I'm the first to recognize that it's not at all easy to find a place where Mom can have a good Caesar and glass of chardonnay, Dad a perfect lamb shank and a microbrew, and Junior a Coke and a nonthreatening dinner of nachos (tortilla chips scattered with chunks of smoked chicken breast and covered by a blanket of Asiago cheese, priced at $5.95).
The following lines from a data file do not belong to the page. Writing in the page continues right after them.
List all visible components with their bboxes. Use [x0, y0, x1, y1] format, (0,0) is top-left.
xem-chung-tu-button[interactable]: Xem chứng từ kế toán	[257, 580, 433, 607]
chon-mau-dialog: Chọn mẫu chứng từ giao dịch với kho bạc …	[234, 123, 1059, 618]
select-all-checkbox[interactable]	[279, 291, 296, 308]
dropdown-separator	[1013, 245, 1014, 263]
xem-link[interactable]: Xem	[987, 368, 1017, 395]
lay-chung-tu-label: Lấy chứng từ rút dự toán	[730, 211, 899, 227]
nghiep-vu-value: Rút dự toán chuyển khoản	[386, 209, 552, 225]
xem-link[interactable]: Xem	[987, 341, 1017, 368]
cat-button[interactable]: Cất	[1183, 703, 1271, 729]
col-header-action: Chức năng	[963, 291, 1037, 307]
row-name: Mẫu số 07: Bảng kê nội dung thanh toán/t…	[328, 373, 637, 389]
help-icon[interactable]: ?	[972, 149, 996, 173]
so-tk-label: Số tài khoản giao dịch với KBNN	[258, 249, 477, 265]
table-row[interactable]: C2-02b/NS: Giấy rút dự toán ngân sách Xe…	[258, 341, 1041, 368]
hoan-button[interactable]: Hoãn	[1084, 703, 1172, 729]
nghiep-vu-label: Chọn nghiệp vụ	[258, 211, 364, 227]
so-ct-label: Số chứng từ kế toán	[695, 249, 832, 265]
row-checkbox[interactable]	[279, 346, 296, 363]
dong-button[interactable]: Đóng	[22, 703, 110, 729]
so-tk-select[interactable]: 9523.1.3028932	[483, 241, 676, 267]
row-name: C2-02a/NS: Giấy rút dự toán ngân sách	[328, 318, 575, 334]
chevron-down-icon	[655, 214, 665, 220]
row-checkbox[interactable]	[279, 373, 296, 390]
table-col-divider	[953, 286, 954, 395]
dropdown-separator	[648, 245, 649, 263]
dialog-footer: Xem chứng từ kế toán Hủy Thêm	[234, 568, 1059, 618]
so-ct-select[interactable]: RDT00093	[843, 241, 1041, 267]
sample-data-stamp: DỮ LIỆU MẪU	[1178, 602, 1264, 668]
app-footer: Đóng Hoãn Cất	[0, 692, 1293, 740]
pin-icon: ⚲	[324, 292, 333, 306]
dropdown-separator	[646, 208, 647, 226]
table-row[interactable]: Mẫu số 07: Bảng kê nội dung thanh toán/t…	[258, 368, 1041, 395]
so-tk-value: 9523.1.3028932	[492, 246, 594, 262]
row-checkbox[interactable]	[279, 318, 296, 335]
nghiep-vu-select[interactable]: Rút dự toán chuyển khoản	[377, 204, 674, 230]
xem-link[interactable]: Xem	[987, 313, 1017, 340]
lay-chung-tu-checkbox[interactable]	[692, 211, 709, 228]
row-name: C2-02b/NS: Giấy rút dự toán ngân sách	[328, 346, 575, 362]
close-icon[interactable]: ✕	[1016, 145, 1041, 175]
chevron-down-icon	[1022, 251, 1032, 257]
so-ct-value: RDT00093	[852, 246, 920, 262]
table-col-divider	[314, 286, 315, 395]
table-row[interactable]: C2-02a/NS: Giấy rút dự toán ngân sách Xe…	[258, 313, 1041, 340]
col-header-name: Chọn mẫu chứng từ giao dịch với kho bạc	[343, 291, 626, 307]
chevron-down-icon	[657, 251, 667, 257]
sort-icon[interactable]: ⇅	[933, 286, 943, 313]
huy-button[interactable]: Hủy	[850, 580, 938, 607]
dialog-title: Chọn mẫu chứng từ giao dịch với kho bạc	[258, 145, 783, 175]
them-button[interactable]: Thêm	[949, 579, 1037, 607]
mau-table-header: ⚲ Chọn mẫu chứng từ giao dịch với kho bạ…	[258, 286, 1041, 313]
Tejas's worst faults are in the details that elevate fine dining over casual dining. On two dinner visits, I was annoyed by servers who constantly interrupted conversations; evidently they were far more interested in my group's aligning to their schedule than the other way around. (Upon breaking into our conversation for a third time, at the point when everyone's menus were open and we were enjoying a drink, one server declared: "I don't want to be a pest but..." All together now: So don't!) And except for one lunch visit, dishes from every course arrived at the table with an "Okay, who got the..." auction. On top of all that, a number of times I was served very poor executions of what might have been good dishes. The chorizo pizza appetizer ($7.95) came blanketed under a half-inch of bubbling cheese that completely overwhelmed the eensy-weensy crust beneath. The spicy black bean and goat cheese fondue ($4.95) was a soup cup of hot black beans with a minuscule amount of cheese sprinkled on top, served with no more than eight multicolored tortilla chips arranged minimalistically on a very large plate. The black beans themselves tasted good--spicy, sweet, savory--but why on earth were they there alone like that? Who wants a cup of bean paste before dinner? The jalapeño-skewered prawns ($17.95), grilled shrimp in a jalapeño dressing, were ideal on one visit--tender and perfectly seasoned with a green sauce that had whiffs of fire and smoke in it--but on another they were overcooked and rubbery and came dripping with the sauce, which was uncooked, acrid, and unappealing.